Paraphrasing one of her professors, Saville explained, “The music we listen to perpetuates cultural norms and ideas, so it’s important to listen to things that echo how you feel.” I share that sentiment — it’s the dissonance between the music we listen to and how it makes us feel that can make for a guilty pleasure.
***
I don’t doubt there are some people on campus secretly engaging in my hypothesized VTuber-donating and OnlyFans-subscribing behavior, though I recognize why they would be hesitant to talk to me about it. But I do think I understand a little better why my friend feels the need to open a private Spotify listening session to listen to Drake.
The campus community can be judgmental. It can feel shameful to enjoy something that doesn’t match the norm for one group of people or even to enjoy something that’s not obscure or indie enough for another group. Country music may be popular, but it has just as many haters as it does fans in Ann Arbor. Popularity doesn’t necessarily mean everyone likes something — just that everyone has an opinion about it and the people who do like it, good or bad.
Still, I think the campus community is more forgiving of people’s guilty pleasures than it seems.
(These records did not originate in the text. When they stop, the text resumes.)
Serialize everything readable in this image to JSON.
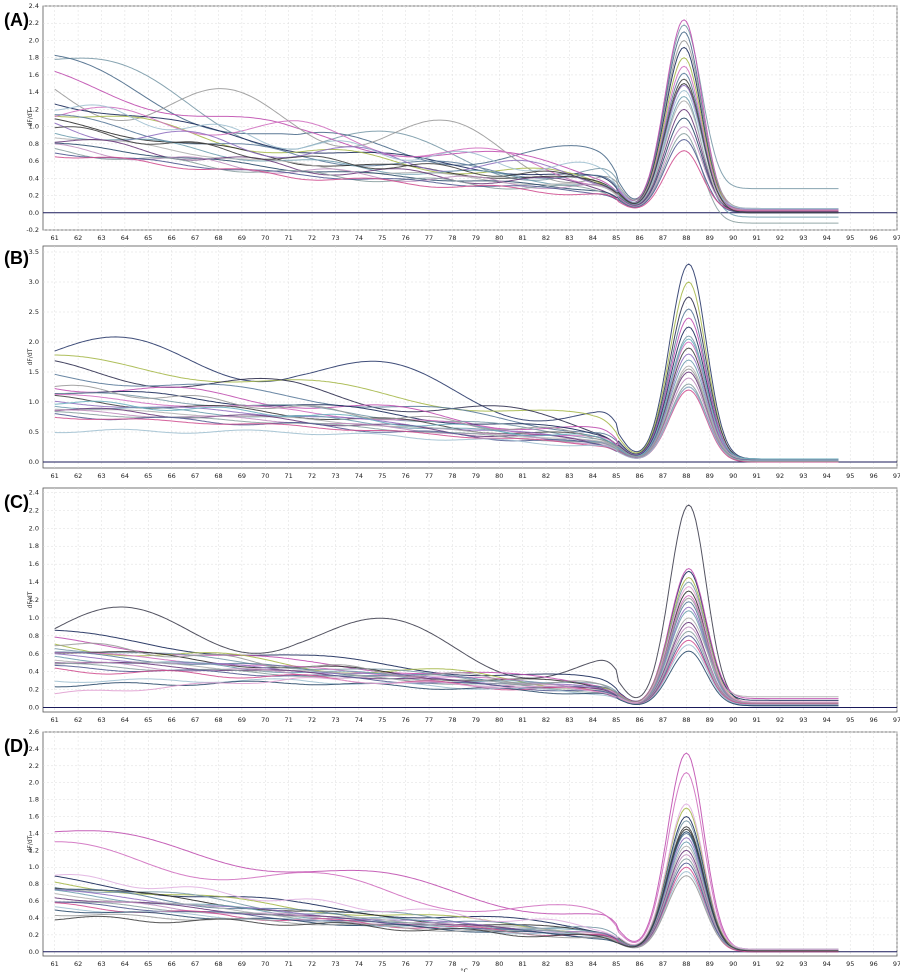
{
  "chart_data": [
    {
      "type": "line",
      "panel": "(A)",
      "ylabel": "dF/dT",
      "xlabel": "",
      "xlim": [
        60.5,
        97
      ],
      "ylim": [
        -0.2,
        2.4
      ],
      "yticks": [
        -0.2,
        0.0,
        0.2,
        0.4,
        0.6,
        0.8,
        1.0,
        1.2,
        1.4,
        1.6,
        1.8,
        2.0,
        2.2,
        2.4
      ],
      "xticks": [
        61,
        62,
        63,
        64,
        65,
        66,
        67,
        68,
        69,
        70,
        71,
        72,
        73,
        74,
        75,
        76,
        77,
        78,
        79,
        80,
        81,
        82,
        83,
        84,
        85,
        86,
        87,
        88,
        89,
        90,
        91,
        92,
        93,
        94,
        95,
        96,
        97
      ],
      "grid": true,
      "peak_temp": 87.9,
      "baseline": 0.0,
      "curve_colors": [
        "#7a9aa8",
        "#4a6a8a",
        "#c050b0",
        "#9a9a9a",
        "#1a2a5a",
        "#a6b84a",
        "#d070c0",
        "#5a7a9a",
        "#303030",
        "#9070c0",
        "#70a0b0",
        "#b0b0b0",
        "#6a3a7a",
        "#2a4a6a",
        "#c090c0",
        "#8aa0a0",
        "#505a90",
        "#d05090",
        "#a0c0d0",
        "#404040"
      ],
      "series": [
        {
          "start": 1.78,
          "mid": 0.85,
          "low": 0.5,
          "peak": 2.18,
          "tail": 0.28,
          "bump": 0.2
        },
        {
          "start": 1.7,
          "mid": 0.8,
          "low": 0.62,
          "peak": 2.1,
          "tail": 0.0,
          "bump": 0.15
        },
        {
          "start": 1.55,
          "mid": 0.9,
          "low": 0.48,
          "peak": 2.24,
          "tail": 0.02,
          "bump": 0.1
        },
        {
          "start": 1.4,
          "mid": 1.1,
          "low": 0.55,
          "peak": 2.0,
          "tail": 0.05,
          "bump": 0.25
        },
        {
          "start": 1.3,
          "mid": 0.75,
          "low": 0.4,
          "peak": 1.92,
          "tail": 0.01,
          "bump": 0.05
        },
        {
          "start": 1.2,
          "mid": 0.7,
          "low": 0.38,
          "peak": 1.8,
          "tail": 0.03,
          "bump": 0.08
        },
        {
          "start": 1.15,
          "mid": 0.95,
          "low": 0.45,
          "peak": 1.7,
          "tail": 0.02,
          "bump": 0.12
        },
        {
          "start": 1.1,
          "mid": 0.65,
          "low": 0.42,
          "peak": 1.62,
          "tail": 0.0,
          "bump": 0.06
        },
        {
          "start": 1.05,
          "mid": 0.6,
          "low": 0.36,
          "peak": 1.5,
          "tail": 0.01,
          "bump": 0.04
        },
        {
          "start": 1.0,
          "mid": 0.72,
          "low": 0.44,
          "peak": 1.48,
          "tail": 0.04,
          "bump": 0.1
        },
        {
          "start": 0.95,
          "mid": 0.58,
          "low": 0.35,
          "peak": 1.35,
          "tail": -0.05,
          "bump": 0.05
        },
        {
          "start": 0.9,
          "mid": 0.55,
          "low": 0.3,
          "peak": 1.3,
          "tail": 0.02,
          "bump": 0.03
        },
        {
          "start": 0.85,
          "mid": 0.52,
          "low": 0.32,
          "peak": 1.2,
          "tail": 0.0,
          "bump": 0.06
        },
        {
          "start": 0.8,
          "mid": 0.5,
          "low": 0.28,
          "peak": 1.1,
          "tail": 0.01,
          "bump": 0.02
        },
        {
          "start": 0.75,
          "mid": 0.48,
          "low": 0.3,
          "peak": 1.0,
          "tail": 0.03,
          "bump": 0.05
        },
        {
          "start": 0.72,
          "mid": 0.45,
          "low": 0.26,
          "peak": 0.92,
          "tail": -0.12,
          "bump": 0.04
        },
        {
          "start": 0.7,
          "mid": 0.44,
          "low": 0.25,
          "peak": 0.85,
          "tail": 0.0,
          "bump": 0.02
        },
        {
          "start": 0.68,
          "mid": 0.42,
          "low": 0.22,
          "peak": 0.72,
          "tail": 0.02,
          "bump": 0.03
        },
        {
          "start": 1.25,
          "mid": 0.8,
          "low": 0.5,
          "peak": 1.42,
          "tail": 0.05,
          "bump": 0.08
        },
        {
          "start": 0.98,
          "mid": 0.62,
          "low": 0.4,
          "peak": 1.55,
          "tail": 0.0,
          "bump": 0.05
        }
      ]
    },
    {
      "type": "line",
      "panel": "(B)",
      "ylabel": "dF/dT",
      "xlabel": "",
      "xlim": [
        60.5,
        97
      ],
      "ylim": [
        -0.1,
        3.6
      ],
      "yticks": [
        0.0,
        0.5,
        1.0,
        1.5,
        2.0,
        2.5,
        3.0,
        3.5
      ],
      "xticks": [
        61,
        62,
        63,
        64,
        65,
        66,
        67,
        68,
        69,
        70,
        71,
        72,
        73,
        74,
        75,
        76,
        77,
        78,
        79,
        80,
        81,
        82,
        83,
        84,
        85,
        86,
        87,
        88,
        89,
        90,
        91,
        92,
        93,
        94,
        95,
        96,
        97
      ],
      "grid": true,
      "peak_temp": 88.1,
      "baseline": 0.0,
      "curve_colors": [
        "#2a3a6a",
        "#a6b84a",
        "#303050",
        "#5a7a9a",
        "#c050b0",
        "#1a2a5a",
        "#7a9aa8",
        "#d070c0",
        "#404040",
        "#9070c0",
        "#70a0b0",
        "#b0b0b0",
        "#6a3a7a",
        "#c090c0",
        "#8aa0a0",
        "#505a90",
        "#d05090",
        "#a0c0d0",
        "#6ab0c0",
        "#9a9a9a"
      ],
      "series": [
        {
          "start": 1.85,
          "mid": 1.6,
          "low": 0.82,
          "peak": 3.3,
          "tail": 0.05,
          "bump": 0.3
        },
        {
          "start": 1.7,
          "mid": 1.3,
          "low": 0.7,
          "peak": 3.0,
          "tail": 0.02,
          "bump": 0.1
        },
        {
          "start": 1.55,
          "mid": 1.2,
          "low": 0.6,
          "peak": 2.75,
          "tail": 0.04,
          "bump": 0.15
        },
        {
          "start": 1.45,
          "mid": 1.1,
          "low": 0.55,
          "peak": 2.55,
          "tail": 0.0,
          "bump": 0.08
        },
        {
          "start": 1.3,
          "mid": 1.0,
          "low": 0.5,
          "peak": 2.4,
          "tail": 0.03,
          "bump": 0.1
        },
        {
          "start": 1.2,
          "mid": 0.95,
          "low": 0.48,
          "peak": 2.25,
          "tail": 0.01,
          "bump": 0.06
        },
        {
          "start": 1.15,
          "mid": 0.9,
          "low": 0.45,
          "peak": 2.1,
          "tail": 0.05,
          "bump": 0.05
        },
        {
          "start": 1.1,
          "mid": 0.85,
          "low": 0.42,
          "peak": 2.0,
          "tail": 0.02,
          "bump": 0.04
        },
        {
          "start": 1.05,
          "mid": 0.8,
          "low": 0.4,
          "peak": 1.9,
          "tail": 0.0,
          "bump": 0.06
        },
        {
          "start": 1.0,
          "mid": 0.78,
          "low": 0.38,
          "peak": 1.8,
          "tail": 0.03,
          "bump": 0.03
        },
        {
          "start": 0.95,
          "mid": 0.75,
          "low": 0.36,
          "peak": 1.7,
          "tail": 0.01,
          "bump": 0.04
        },
        {
          "start": 0.9,
          "mid": 0.72,
          "low": 0.35,
          "peak": 1.6,
          "tail": 0.04,
          "bump": 0.02
        },
        {
          "start": 0.88,
          "mid": 0.7,
          "low": 0.34,
          "peak": 1.5,
          "tail": 0.0,
          "bump": 0.05
        },
        {
          "start": 0.85,
          "mid": 0.68,
          "low": 0.33,
          "peak": 1.4,
          "tail": 0.02,
          "bump": 0.03
        },
        {
          "start": 0.82,
          "mid": 0.65,
          "low": 0.32,
          "peak": 1.3,
          "tail": 0.01,
          "bump": 0.02
        },
        {
          "start": 0.78,
          "mid": 0.62,
          "low": 0.3,
          "peak": 1.25,
          "tail": 0.03,
          "bump": 0.04
        },
        {
          "start": 0.75,
          "mid": 0.6,
          "low": 0.3,
          "peak": 1.2,
          "tail": 0.0,
          "bump": 0.02
        },
        {
          "start": 0.52,
          "mid": 0.5,
          "low": 0.28,
          "peak": 1.25,
          "tail": 0.02,
          "bump": 0.03
        },
        {
          "start": 1.0,
          "mid": 0.8,
          "low": 0.4,
          "peak": 2.05,
          "tail": 0.05,
          "bump": 0.05
        },
        {
          "start": 1.25,
          "mid": 0.9,
          "low": 0.45,
          "peak": 1.55,
          "tail": 0.01,
          "bump": 0.06
        }
      ]
    },
    {
      "type": "line",
      "panel": "(C)",
      "ylabel": "dF/dT",
      "xlabel": "",
      "xlim": [
        60.5,
        97
      ],
      "ylim": [
        -0.05,
        2.45
      ],
      "yticks": [
        0.0,
        0.2,
        0.4,
        0.6,
        0.8,
        1.0,
        1.2,
        1.4,
        1.6,
        1.8,
        2.0,
        2.2,
        2.4
      ],
      "xticks": [
        61,
        62,
        63,
        64,
        65,
        66,
        67,
        68,
        69,
        70,
        71,
        72,
        73,
        74,
        75,
        76,
        77,
        78,
        79,
        80,
        81,
        82,
        83,
        84,
        85,
        86,
        87,
        88,
        89,
        90,
        91,
        92,
        93,
        94,
        95,
        96,
        97
      ],
      "grid": true,
      "peak_temp": 88.1,
      "baseline": 0.0,
      "curve_colors": [
        "#404050",
        "#1a2a5a",
        "#c050b0",
        "#a6b84a",
        "#7a9aa8",
        "#303030",
        "#d070c0",
        "#5a7a9a",
        "#9070c0",
        "#70a0b0",
        "#b0b0b0",
        "#6a3a7a",
        "#c090c0",
        "#8aa0a0",
        "#505a90",
        "#d05090",
        "#a0c0d0",
        "#2a4a6a",
        "#9a9a9a",
        "#e0a0d0"
      ],
      "series": [
        {
          "start": 0.88,
          "mid": 0.85,
          "low": 0.5,
          "peak": 2.26,
          "tail": 0.05,
          "bump": 0.25
        },
        {
          "start": 0.82,
          "mid": 0.55,
          "low": 0.3,
          "peak": 1.52,
          "tail": 0.08,
          "bump": 0.05
        },
        {
          "start": 0.75,
          "mid": 0.5,
          "low": 0.28,
          "peak": 1.55,
          "tail": 0.1,
          "bump": 0.04
        },
        {
          "start": 0.7,
          "mid": 0.48,
          "low": 0.26,
          "peak": 1.45,
          "tail": 0.06,
          "bump": 0.06
        },
        {
          "start": 0.68,
          "mid": 0.46,
          "low": 0.25,
          "peak": 1.4,
          "tail": 0.05,
          "bump": 0.03
        },
        {
          "start": 0.65,
          "mid": 0.45,
          "low": 0.24,
          "peak": 1.3,
          "tail": 0.04,
          "bump": 0.04
        },
        {
          "start": 0.62,
          "mid": 0.44,
          "low": 0.24,
          "peak": 1.25,
          "tail": 0.06,
          "bump": 0.02
        },
        {
          "start": 0.6,
          "mid": 0.43,
          "low": 0.23,
          "peak": 1.18,
          "tail": 0.03,
          "bump": 0.03
        },
        {
          "start": 0.58,
          "mid": 0.42,
          "low": 0.22,
          "peak": 1.12,
          "tail": 0.05,
          "bump": 0.02
        },
        {
          "start": 0.56,
          "mid": 0.41,
          "low": 0.22,
          "peak": 1.08,
          "tail": 0.04,
          "bump": 0.03
        },
        {
          "start": 0.54,
          "mid": 0.4,
          "low": 0.21,
          "peak": 1.0,
          "tail": 0.12,
          "bump": 0.02
        },
        {
          "start": 0.52,
          "mid": 0.39,
          "low": 0.2,
          "peak": 0.95,
          "tail": 0.03,
          "bump": 0.02
        },
        {
          "start": 0.5,
          "mid": 0.38,
          "low": 0.2,
          "peak": 0.9,
          "tail": 0.05,
          "bump": 0.03
        },
        {
          "start": 0.48,
          "mid": 0.37,
          "low": 0.19,
          "peak": 0.85,
          "tail": 0.04,
          "bump": 0.02
        },
        {
          "start": 0.45,
          "mid": 0.36,
          "low": 0.18,
          "peak": 0.8,
          "tail": 0.02,
          "bump": 0.02
        },
        {
          "start": 0.42,
          "mid": 0.34,
          "low": 0.18,
          "peak": 0.75,
          "tail": 0.04,
          "bump": 0.03
        },
        {
          "start": 0.3,
          "mid": 0.3,
          "low": 0.17,
          "peak": 0.7,
          "tail": 0.03,
          "bump": 0.02
        },
        {
          "start": 0.25,
          "mid": 0.28,
          "low": 0.16,
          "peak": 0.63,
          "tail": 0.02,
          "bump": 0.02
        },
        {
          "start": 0.72,
          "mid": 0.47,
          "low": 0.25,
          "peak": 1.22,
          "tail": 0.05,
          "bump": 0.04
        },
        {
          "start": 0.15,
          "mid": 0.32,
          "low": 0.2,
          "peak": 1.35,
          "tail": 0.06,
          "bump": 0.02
        }
      ]
    },
    {
      "type": "line",
      "panel": "(D)",
      "ylabel": "dF/dT",
      "xlabel": "°C",
      "xlim": [
        60.5,
        97
      ],
      "ylim": [
        -0.05,
        2.6
      ],
      "yticks": [
        0.0,
        0.2,
        0.4,
        0.6,
        0.8,
        1.0,
        1.2,
        1.4,
        1.6,
        1.8,
        2.0,
        2.2,
        2.4,
        2.6
      ],
      "xticks": [
        61,
        62,
        63,
        64,
        65,
        66,
        67,
        68,
        69,
        70,
        71,
        72,
        73,
        74,
        75,
        76,
        77,
        78,
        79,
        80,
        81,
        82,
        83,
        84,
        85,
        86,
        87,
        88,
        89,
        90,
        91,
        92,
        93,
        94,
        95,
        96,
        97
      ],
      "grid": true,
      "peak_temp": 88.0,
      "baseline": 0.0,
      "curve_colors": [
        "#c050b0",
        "#d070c0",
        "#1a2a5a",
        "#a6b84a",
        "#7a9aa8",
        "#303030",
        "#5a7a9a",
        "#9070c0",
        "#70a0b0",
        "#b0b0b0",
        "#6a3a7a",
        "#c090c0",
        "#8aa0a0",
        "#505a90",
        "#d05090",
        "#a0c0d0",
        "#2a4a6a",
        "#9a9a9a",
        "#404040",
        "#e0b0e0"
      ],
      "series": [
        {
          "start": 1.42,
          "mid": 1.0,
          "low": 0.45,
          "peak": 2.35,
          "tail": 0.02,
          "bump": 0.1
        },
        {
          "start": 1.2,
          "mid": 0.85,
          "low": 0.4,
          "peak": 2.12,
          "tail": 0.01,
          "bump": 0.12
        },
        {
          "start": 0.85,
          "mid": 0.55,
          "low": 0.28,
          "peak": 1.6,
          "tail": 0.03,
          "bump": 0.05
        },
        {
          "start": 0.82,
          "mid": 0.52,
          "low": 0.26,
          "peak": 1.7,
          "tail": 0.02,
          "bump": 0.04
        },
        {
          "start": 0.8,
          "mid": 0.5,
          "low": 0.25,
          "peak": 1.55,
          "tail": 0.01,
          "bump": 0.05
        },
        {
          "start": 0.78,
          "mid": 0.48,
          "low": 0.24,
          "peak": 1.45,
          "tail": 0.02,
          "bump": 0.03
        },
        {
          "start": 0.75,
          "mid": 0.46,
          "low": 0.24,
          "peak": 1.4,
          "tail": 0.0,
          "bump": 0.04
        },
        {
          "start": 0.72,
          "mid": 0.45,
          "low": 0.23,
          "peak": 1.35,
          "tail": 0.02,
          "bump": 0.02
        },
        {
          "start": 0.7,
          "mid": 0.44,
          "low": 0.22,
          "peak": 1.3,
          "tail": 0.01,
          "bump": 0.03
        },
        {
          "start": 0.68,
          "mid": 0.43,
          "low": 0.22,
          "peak": 1.25,
          "tail": 0.03,
          "bump": 0.02
        },
        {
          "start": 0.65,
          "mid": 0.42,
          "low": 0.21,
          "peak": 1.2,
          "tail": 0.0,
          "bump": 0.02
        },
        {
          "start": 0.62,
          "mid": 0.41,
          "low": 0.2,
          "peak": 1.15,
          "tail": 0.02,
          "bump": 0.03
        },
        {
          "start": 0.6,
          "mid": 0.4,
          "low": 0.2,
          "peak": 1.1,
          "tail": 0.01,
          "bump": 0.02
        },
        {
          "start": 0.58,
          "mid": 0.39,
          "low": 0.19,
          "peak": 1.05,
          "tail": 0.02,
          "bump": 0.02
        },
        {
          "start": 0.55,
          "mid": 0.38,
          "low": 0.19,
          "peak": 1.0,
          "tail": 0.0,
          "bump": 0.03
        },
        {
          "start": 0.52,
          "mid": 0.37,
          "low": 0.18,
          "peak": 0.95,
          "tail": 0.02,
          "bump": 0.02
        },
        {
          "start": 0.5,
          "mid": 0.36,
          "low": 0.18,
          "peak": 1.42,
          "tail": 0.01,
          "bump": 0.02
        },
        {
          "start": 0.45,
          "mid": 0.35,
          "low": 0.17,
          "peak": 0.9,
          "tail": 0.02,
          "bump": 0.02
        },
        {
          "start": 0.4,
          "mid": 0.34,
          "low": 0.17,
          "peak": 1.48,
          "tail": 0.01,
          "bump": 0.03
        },
        {
          "start": 0.9,
          "mid": 0.6,
          "low": 0.3,
          "peak": 1.75,
          "tail": 0.03,
          "bump": 0.04
        }
      ]
    }
  ]
}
Sherman found that liking Taylor Swift was an asset that set him apart in some groups, and he could find common ground with people different from him who shared interests that deviated from the norm. Saville got to take a dark fantasy class through the English department that brought together lots of like-minded fantasy geeks on campus, where her interest was both normal and celebrated.
Pleasures that feel at odds with our values or our image of ourselves can be more difficult to reckon with than the simply embarrassing ones. In my experience, it was the critical thinking encouraged in my classes at the University that first made me aware of the gap between my values and interests. Acknowledging the problematic nature of the things we enjoy helps take away its impact on us. The guilt might be healthy.
Sure, some things are best kept to yourself. But if someone is beating themselves up over a guilty pleasure, they may find some catharsis in opening up about it. No matter what you enjoy, there is a space where it will be celebrated rather than shamed, even at the University of Michigan.